Back to Basics: Perspective & Reframing Thoughts

Sorry it’s late…busy yesterday and this morning

“No, sir.  Taking responsibility and being responsible aren’t always the same thing.”

Lieutnant Dallas says this to her boss, Commander Whitney as they discuss the responsibilities of being “in command”:

I’m re-reading one of my favorite on-going murder mystery series right now: J. D. Robb’s In Death series starting Lieutenant Eve Dallas and Roarke.

In today’s book, Treachery in Death, Lieutenant Dallas, Roarke, and their team are working on bringing a ring of dirty cops (who murdered civilians and other cops) to justice.  The fact that she’s gathering evidence against another lieutenant and her squad gets her thinking about responsibility, leadership, command, and the responsibilities that go with being a cop & a boss.  Hard not to compare how she runs her squad with how this corrupt lieutenant runs hers, right?

That phrase got me thinking…

I survived abuse and traumatic experiences.  Many of my guests have either survived or have loved ones who survived abuse and/or traumatic experiences.  Here on the blog, I discuss many aspects of life after trauma and skills needed to do more than survive.

One topic I never highlighted, but discussed in a variety of posts, is the idea of responsibility and blame in recovery.

 

For a long time, I blamed myself for what happened.  I believed I responsible for anything and everything bad that happened to me or the people around me.  And I accepted that responsibility well into adulthood – especially with my family.  It’s what I was taught.  It’s what the shame and guilt reinforced.

That plus the physical, verbal, and emotional punishment I received to reinforce these lessons kept me hiding behind a wall of insecurity for many years.  Not until I started counseling and therapy with mental health and trauma professionals did I start to understand that being responsible and accepting responsibility – personal or professional – are different concepts.

What is the difference?

The differrence exists, but I can’t put it into words.  Only in personal examples of affirmations does the phrase makes sense to me.

  • So here are some examples of my affirmations:
  • I accept responsibility for myself.
  • I am responsible for my choices as an adult.
  • I believe that I am responsible for how I act and react to other people.
  • I accept responsibility for my words, actions, reactions, and mistakes.  And the consequences of those mistakes.
  • I am learning not to accept responsibility for people & experiences beyond my control.
  • I am not responsible for what other people say and do
  • I am not responsible for how people speak, act and react to me.
  • I am not responsible for past abuse, my parents, or any other individual.

Reflections for thought…

ABOUT PARENTING
If I was a parent or caregiver, I would be responsible for the care, safety, and education of the children while they are vulnerable, still learning, and unable to care for themselves.

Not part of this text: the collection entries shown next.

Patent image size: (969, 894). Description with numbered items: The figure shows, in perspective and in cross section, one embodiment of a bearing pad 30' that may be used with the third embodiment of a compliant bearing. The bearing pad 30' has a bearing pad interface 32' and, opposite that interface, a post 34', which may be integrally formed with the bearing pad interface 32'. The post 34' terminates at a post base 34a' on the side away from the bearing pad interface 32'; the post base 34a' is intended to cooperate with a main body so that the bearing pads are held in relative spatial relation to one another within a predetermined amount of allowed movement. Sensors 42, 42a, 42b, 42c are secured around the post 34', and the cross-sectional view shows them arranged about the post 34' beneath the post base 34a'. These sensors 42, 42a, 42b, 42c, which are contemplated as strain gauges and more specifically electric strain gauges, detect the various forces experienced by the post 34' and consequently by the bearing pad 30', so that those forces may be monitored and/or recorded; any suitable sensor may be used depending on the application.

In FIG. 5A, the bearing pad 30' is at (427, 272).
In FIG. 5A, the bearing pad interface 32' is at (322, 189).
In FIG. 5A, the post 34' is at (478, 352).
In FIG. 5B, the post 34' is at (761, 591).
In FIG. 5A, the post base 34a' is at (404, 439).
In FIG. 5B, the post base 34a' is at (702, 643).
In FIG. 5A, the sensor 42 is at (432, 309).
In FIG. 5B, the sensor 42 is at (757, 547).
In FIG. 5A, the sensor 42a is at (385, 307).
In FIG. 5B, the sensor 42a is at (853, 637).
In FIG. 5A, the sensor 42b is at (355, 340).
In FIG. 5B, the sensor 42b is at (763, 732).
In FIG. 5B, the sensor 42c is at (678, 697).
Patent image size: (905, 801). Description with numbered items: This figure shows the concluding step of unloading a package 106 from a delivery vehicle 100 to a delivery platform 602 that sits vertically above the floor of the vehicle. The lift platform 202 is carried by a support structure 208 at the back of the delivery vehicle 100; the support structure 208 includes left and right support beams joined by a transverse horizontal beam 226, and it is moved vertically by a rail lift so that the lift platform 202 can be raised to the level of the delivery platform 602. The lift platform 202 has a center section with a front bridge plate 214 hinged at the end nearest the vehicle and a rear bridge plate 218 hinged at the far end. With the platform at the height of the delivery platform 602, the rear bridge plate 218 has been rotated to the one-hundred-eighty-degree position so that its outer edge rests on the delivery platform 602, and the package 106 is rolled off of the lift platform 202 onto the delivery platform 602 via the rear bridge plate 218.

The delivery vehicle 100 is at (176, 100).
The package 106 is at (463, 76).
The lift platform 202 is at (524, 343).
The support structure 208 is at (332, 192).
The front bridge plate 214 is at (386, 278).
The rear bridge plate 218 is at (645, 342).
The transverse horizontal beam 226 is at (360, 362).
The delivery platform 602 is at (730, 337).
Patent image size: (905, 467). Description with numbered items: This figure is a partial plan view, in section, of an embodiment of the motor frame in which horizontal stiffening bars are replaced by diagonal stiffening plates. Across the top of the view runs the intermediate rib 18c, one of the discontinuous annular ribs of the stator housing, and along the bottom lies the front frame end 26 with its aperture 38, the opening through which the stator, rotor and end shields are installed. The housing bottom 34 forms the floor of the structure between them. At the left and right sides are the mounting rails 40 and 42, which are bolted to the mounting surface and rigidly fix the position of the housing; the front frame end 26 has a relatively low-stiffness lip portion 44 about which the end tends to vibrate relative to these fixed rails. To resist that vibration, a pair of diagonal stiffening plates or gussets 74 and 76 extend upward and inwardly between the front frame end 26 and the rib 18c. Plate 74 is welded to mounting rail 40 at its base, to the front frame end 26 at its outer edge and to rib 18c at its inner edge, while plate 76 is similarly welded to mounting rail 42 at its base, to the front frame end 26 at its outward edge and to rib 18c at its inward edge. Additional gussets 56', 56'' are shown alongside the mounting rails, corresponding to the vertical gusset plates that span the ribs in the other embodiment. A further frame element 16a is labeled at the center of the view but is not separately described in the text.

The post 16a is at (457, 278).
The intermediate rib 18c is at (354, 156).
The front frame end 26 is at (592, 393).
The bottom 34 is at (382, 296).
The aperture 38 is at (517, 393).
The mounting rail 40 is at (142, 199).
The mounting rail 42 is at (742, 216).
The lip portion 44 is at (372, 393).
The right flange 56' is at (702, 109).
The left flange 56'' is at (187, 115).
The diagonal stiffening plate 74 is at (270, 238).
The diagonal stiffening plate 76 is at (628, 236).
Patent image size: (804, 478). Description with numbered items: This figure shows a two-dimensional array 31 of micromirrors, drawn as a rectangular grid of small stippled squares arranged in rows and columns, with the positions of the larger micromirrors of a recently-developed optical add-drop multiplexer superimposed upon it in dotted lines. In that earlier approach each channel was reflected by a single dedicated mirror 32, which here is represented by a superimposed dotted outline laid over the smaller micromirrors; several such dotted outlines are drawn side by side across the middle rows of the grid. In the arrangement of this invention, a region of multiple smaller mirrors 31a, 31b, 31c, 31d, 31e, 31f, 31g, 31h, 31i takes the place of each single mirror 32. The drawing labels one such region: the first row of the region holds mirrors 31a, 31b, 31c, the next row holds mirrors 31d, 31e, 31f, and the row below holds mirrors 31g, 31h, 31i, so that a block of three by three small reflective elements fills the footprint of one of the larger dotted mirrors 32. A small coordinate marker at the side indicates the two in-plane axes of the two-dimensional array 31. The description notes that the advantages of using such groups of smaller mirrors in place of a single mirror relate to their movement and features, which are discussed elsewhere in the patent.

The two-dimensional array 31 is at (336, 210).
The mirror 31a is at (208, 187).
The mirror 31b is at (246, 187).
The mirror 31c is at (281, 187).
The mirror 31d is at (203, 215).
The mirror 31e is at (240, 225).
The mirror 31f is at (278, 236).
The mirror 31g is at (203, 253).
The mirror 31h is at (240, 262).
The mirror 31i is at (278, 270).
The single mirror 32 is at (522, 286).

If I was a parent or caregiver, I would be responsible for teaching the children by example how to be kind, respectful, thoughtful, ethical, and able to make good choices as they grow into adulthood.

But would I be responsible for what the grown child (now an adult) says and does?  Do I accept responsibility for the grown child’s experiences if that grown child made those choices?

ABOUT CARING FOR PETS & OTHER LIVING BEINGS
Are these concepts and connected feelings of shame/guilt the reasons why I choose to be alone?  Or why I “failed” in the past when I tried to have a (insert pet or something else here)

Is this why I believe that I can’t take care of myself or any other living being (plant, pet, person?)

Is this why I shy away from socializing and letting people into my life?

Is this why my alters and I struggle with feeling safe and spreading our wings?

If any guests reading this post want to use the affirmations or reflections, please feel free to do so.  Substitute my thoughts/opinions/perspectives with yours.